Let's get one fact out of the way at the start! If you want to be published, and some people don't, then you have to submit your work. Just saying you could write a good book, doesn't mean you can get it published unless you are willing to submit it. And that means you have to know how.

I've told the tale before, but with my first attempt I sent a complete, poorly formated manuscript, all 650 pages to the president of St. Martin's Press.  The only thing I did right was send the manuscript to a publisher of romance. Everything else was wrong, wrong, wrong.

So today, I want to begin with the Format of a Submission. 

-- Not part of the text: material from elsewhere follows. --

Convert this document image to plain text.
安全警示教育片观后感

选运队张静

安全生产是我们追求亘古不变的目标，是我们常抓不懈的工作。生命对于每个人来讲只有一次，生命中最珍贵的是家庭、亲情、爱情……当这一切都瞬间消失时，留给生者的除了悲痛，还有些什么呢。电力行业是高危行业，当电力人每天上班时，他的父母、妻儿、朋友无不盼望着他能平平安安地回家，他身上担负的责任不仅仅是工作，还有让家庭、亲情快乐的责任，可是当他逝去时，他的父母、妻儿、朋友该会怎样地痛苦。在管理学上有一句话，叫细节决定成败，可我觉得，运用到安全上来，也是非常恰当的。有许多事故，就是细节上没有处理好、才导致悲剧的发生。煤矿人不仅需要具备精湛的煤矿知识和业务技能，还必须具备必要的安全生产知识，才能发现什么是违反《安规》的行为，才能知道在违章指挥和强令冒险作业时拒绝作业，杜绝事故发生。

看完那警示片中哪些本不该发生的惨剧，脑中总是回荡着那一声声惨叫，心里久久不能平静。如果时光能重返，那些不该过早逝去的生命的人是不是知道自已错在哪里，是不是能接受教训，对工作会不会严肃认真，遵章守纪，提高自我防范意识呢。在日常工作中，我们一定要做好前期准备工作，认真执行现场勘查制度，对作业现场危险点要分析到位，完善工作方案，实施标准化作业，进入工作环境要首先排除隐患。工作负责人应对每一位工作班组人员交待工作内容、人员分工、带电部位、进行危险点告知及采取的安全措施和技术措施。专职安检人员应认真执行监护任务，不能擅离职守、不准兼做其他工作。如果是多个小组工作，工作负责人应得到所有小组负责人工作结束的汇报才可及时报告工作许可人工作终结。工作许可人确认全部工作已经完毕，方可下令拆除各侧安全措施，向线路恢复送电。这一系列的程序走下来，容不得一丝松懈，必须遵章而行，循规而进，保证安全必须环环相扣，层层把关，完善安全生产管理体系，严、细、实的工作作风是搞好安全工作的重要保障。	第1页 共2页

1. (And foremost) You might not want to send the whole manuscript to a publisher. And you don't want to do anything with that manuscript that screams rooky! They will usually tell you how much they want of your FINISHED work. Okay, I'll yelling. Unless you have a track record of publishing many books, most publishers, print or 'e' will not want to know about your unfinished book. Finish the book and then submit the amount they request. If they are interested, they'll ask for the rest.

2. Know the rules for submitting, which means you need to read the guidelines for the publisher to whom you are submitting. If they don't specify what format they want, then choose the standard format and yes, there is a standard.

3. Okay, here's the standard.
        Margins -      1 inch all the way around, top, bottom, left and
                             right sides
        Font  -          Nothing fancy. This is a business. Use a regular
                             computer font. Times New Roman, Arial, or Verdana
                             are always good. This will make you look
                             professional. Underlining and bolding your font
                             says you're a novice and you don't know anything
                             about the business.
       Spacing -       Unless the guidelines say otherwise, double spacing is
                            a good choice. Editors have a lot to read every day,
                             particularly submission editors. All they do is read.
       Headers -      Again, read the guidelines. Usually, Your Title/Your
                             name on the top of every page.
       Numbering -  Top right or bottom is always good if the guidelines
                             don't say.

Summing up! Read the guildines.

That's it for this week.  Next week we'll look at how to send a manuscript to a publishing company.

Allison
www.AllisonKnight.com
Heart-warming Romance with a Sensual Touch

5 comments:

Mary Ricksen said...

Great suggestions!!!Thanks!

Melissa said...

There are places too that ask only to be approached through licensed agents, and only when a call has been put out, or aren't I speaking out of turn? Those are the big "NYT" print houses. I've been rejected myself.

Mickie Sherwood said...

Hi, Allison,

That sounded like my first experience at submitting a paper manuscript. The rejection letter was beautifully written.

I'll tune in next week.

Mickie Sherwood
~~Sweet, spicy romance – a heartbeat away~~
www.mickiesherwood.com

Allison Knight said...

Thanks for the comments.

Next week we'll take a lot a what I did wrong when I submitted, and what is the standard for both the big "six" and e.

Stephen Benson said...

Allison I have no doubt you'll be helping someone with these posts. Long ago a senior editor at Henry Holt agreed to read my manuscript as a favor (they used a photo of mine.) I sent it in a notebook, single spaced, printed both sides...in other words all wrong. Whether or not she truly liked the story... I simply blew an opportunity. I could have used your advice! Keep it coming.